Picchia il presunto amante della moglie, della quale l’altro era collega di lavoro, ma poi scopre che i suoi sospetti non poggiavano su solide basi: le botte sono state reali ma il rapporto fedifrago era soltanto nelle fantasie dell’imputato. All’accusato, comunque, i giudici di Corte d’Appello hanno ridotto, sia pure di poco, la pena, visto che in primo grado gli erano stati inflitti sei mesi di reclusione mentre in secondo grado la condanna è stata di quattro mesi con i benefìci di legge. L’imputato, di 37 anni, residente a Scoppito, ma nato all’Aquila, ha agito contro il suo falso rivale accecato dall’ira. Si tratta, comunque, di fatti avvenuti nel 2008. Gli episodi sono tre.
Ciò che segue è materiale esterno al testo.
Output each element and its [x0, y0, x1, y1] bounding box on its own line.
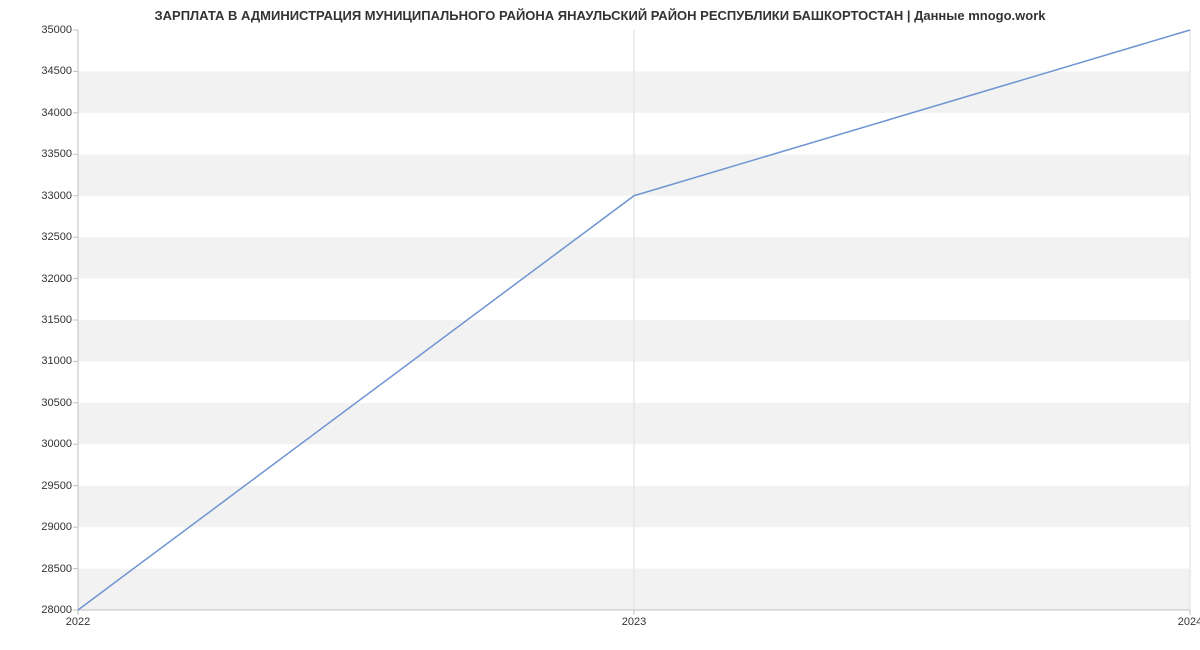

Nel primo si contestava il fatto che l’uomo, in sella a una moto, avrebbe accostato una Opel Corsa condotta dal «rivale» facendo impennate e colpendo il mezzo con calci e pugni in modo da provocare la rottura di un fascione del parafango anteriore costringendo la «vittima» ad accostare la macchina. Nella stessa occasione l’imputato ha minacciato un male ingiusto con più telefonate alla parte civile pronunciando frasi di questo tenore: «Ti impicco, ti gonfio, ti meno, ti ammazzo». Tre giorni dopo, però, c’è stato un pestaggio in piena regola. Infatti all’imputato, persona già nota in questura, è stato contestato di aver fatto cadere dal motorino l’uomo, parte civile, colpendolo poi con pugni e calci provocando lesioni personali che hanno comportato l’impossibilità di lavorare per poco meno di due mesi. Per cui si sono concretizzate le accuse di lesioni, tentata violenza privata e minacce continuate. La pena, dunque, è stata ridotta ma è stata confermata la condanna alle spese. Nel corso del procedimento penale la parte civile è stata assistita dall’avvocato Guglielmo Santella mentre l’imputato è stato difeso dall’avvocato Roberto Tinari, il quale ricorrerà per Cassazione.